JavaScript Learning Examples (Simple standalone scripts):

  • examples/sitemap-basic.js
    - Simple sitemap scraper
  • examples/api-scraper.js
    - Pure API approach
  • examples/playwright-basic.js
    - Basic Playwright scraper
  • examples/hybrid-sitemap-api.js
    - Combined approach
  • examples/iterative-fallback.js
    - Try sitemap→API→Playwright

TypeScript Production Examples (Complete Actors):

  • apify/examples/basic-scraper/
    - Sitemap + Playwright
  • apify/examples/anti-blocking/
    - Fingerprinting + proxies
  • apify/examples/hybrid-api/
    - Sitemap + API (optimal)

Reference (Quick Lookup)

For: Quick patterns and troubleshooting

  • reference/regex-patterns.md
    - Common URL regex patterns
  • reference/selector-guide.md
    - Playwright selector strategies
  • reference/fingerprint-patterns.md
    - Common fingerprint configurations
  • reference/anti-patterns.md
    - What NOT to do

Apify (Production Deployment)

For: Creating production Apify Actors

  • apify/README.md
    - When and how to use Apify
  • apify/typescript-first.md
    - Why TypeScript for actors
  • apify/cli-workflow.md
    - apify create workflow (CRITICAL)
  • apify/initialization.md
    - Complete setup guide
  • apify/input-schemas.md
    - Input validation patterns
  • apify/configuration.md
    - actor.json setup
  • apify/deployment.md
    - Testing and deployment
  • apify/templates/
    - TypeScript boilerplate

Note: Each file is self-contained and can be read independently.
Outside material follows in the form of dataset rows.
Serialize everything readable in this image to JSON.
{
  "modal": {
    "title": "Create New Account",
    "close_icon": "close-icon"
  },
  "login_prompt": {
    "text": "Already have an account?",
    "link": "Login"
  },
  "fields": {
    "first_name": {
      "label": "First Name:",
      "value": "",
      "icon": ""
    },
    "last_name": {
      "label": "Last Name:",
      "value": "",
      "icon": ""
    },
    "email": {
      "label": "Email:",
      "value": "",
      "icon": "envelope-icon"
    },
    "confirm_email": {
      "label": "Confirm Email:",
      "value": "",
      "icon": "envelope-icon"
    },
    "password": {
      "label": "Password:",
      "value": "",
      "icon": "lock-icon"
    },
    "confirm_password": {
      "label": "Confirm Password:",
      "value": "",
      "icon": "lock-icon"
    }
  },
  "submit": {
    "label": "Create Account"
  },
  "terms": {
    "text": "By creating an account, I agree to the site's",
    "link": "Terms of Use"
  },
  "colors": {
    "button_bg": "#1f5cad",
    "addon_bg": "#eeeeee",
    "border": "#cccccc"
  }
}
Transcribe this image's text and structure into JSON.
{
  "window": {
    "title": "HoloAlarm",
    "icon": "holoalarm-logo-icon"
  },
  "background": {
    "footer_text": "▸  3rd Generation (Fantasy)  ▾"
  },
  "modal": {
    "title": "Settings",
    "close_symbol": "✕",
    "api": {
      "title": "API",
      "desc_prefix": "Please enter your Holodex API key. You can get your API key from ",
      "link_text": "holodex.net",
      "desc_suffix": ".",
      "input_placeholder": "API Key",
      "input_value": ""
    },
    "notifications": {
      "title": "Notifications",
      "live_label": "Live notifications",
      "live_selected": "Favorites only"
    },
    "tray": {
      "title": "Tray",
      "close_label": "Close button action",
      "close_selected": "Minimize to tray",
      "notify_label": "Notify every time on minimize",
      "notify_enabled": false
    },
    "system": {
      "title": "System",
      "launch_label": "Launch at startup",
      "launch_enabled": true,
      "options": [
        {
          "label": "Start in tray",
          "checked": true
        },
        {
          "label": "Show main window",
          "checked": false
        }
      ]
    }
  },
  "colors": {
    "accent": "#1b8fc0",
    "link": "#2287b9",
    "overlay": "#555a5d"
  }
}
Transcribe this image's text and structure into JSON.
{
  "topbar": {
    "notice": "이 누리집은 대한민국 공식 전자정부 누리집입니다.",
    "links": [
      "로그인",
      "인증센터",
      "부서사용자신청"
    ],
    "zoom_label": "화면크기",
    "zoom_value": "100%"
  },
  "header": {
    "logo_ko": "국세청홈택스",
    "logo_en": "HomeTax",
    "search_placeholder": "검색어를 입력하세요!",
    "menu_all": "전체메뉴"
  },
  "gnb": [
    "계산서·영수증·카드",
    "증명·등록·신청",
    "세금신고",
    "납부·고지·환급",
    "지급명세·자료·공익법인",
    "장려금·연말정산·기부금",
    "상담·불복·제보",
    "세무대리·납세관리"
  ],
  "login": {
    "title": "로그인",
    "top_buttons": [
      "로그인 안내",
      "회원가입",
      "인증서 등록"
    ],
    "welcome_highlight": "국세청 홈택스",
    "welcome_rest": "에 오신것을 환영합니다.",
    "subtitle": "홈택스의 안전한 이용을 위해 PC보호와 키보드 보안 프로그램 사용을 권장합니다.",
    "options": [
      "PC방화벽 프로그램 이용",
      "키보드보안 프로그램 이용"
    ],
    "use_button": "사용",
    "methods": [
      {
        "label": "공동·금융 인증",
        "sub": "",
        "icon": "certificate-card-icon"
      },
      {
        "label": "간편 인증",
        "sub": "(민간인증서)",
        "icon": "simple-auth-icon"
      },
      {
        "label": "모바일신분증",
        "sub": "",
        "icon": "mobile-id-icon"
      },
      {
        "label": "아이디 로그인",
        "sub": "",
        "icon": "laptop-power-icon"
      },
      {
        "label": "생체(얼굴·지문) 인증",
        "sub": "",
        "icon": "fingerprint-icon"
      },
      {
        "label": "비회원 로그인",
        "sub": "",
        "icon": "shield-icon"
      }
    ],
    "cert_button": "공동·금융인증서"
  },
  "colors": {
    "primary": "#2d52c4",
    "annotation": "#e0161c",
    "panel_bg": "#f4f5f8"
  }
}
Claude will navigate to specific files as needed.

Core Principles

1. Progressive Enhancement

Start with the simplest approach that works:

  • Sitemap > API > Playwright
  • Static > Dynamic
  • HTTP > Browser

2. Proactive Discovery

Always investigate before implementing:

  • Check for sitemaps automatically
  • Look for APIs (ask user to check DevTools)
  • Analyze site structure

3. Iterative Implementation

Build incrementally:

  • Small test batch first (5-10 items)
  • Validate quality
  • Scale or fallback
  • Add robustness last

4. Production-Ready Code

When productionizing:

  • Use TypeScript (strongly recommended)
  • Use
    apify create
    (never manual setup)
  • Add proper error handling
  • Include logging and monitoring

Remember: Sitemaps first, APIs second, scraping last!

For detailed guidance on any topic, navigate to the relevant subdirectory file listed above.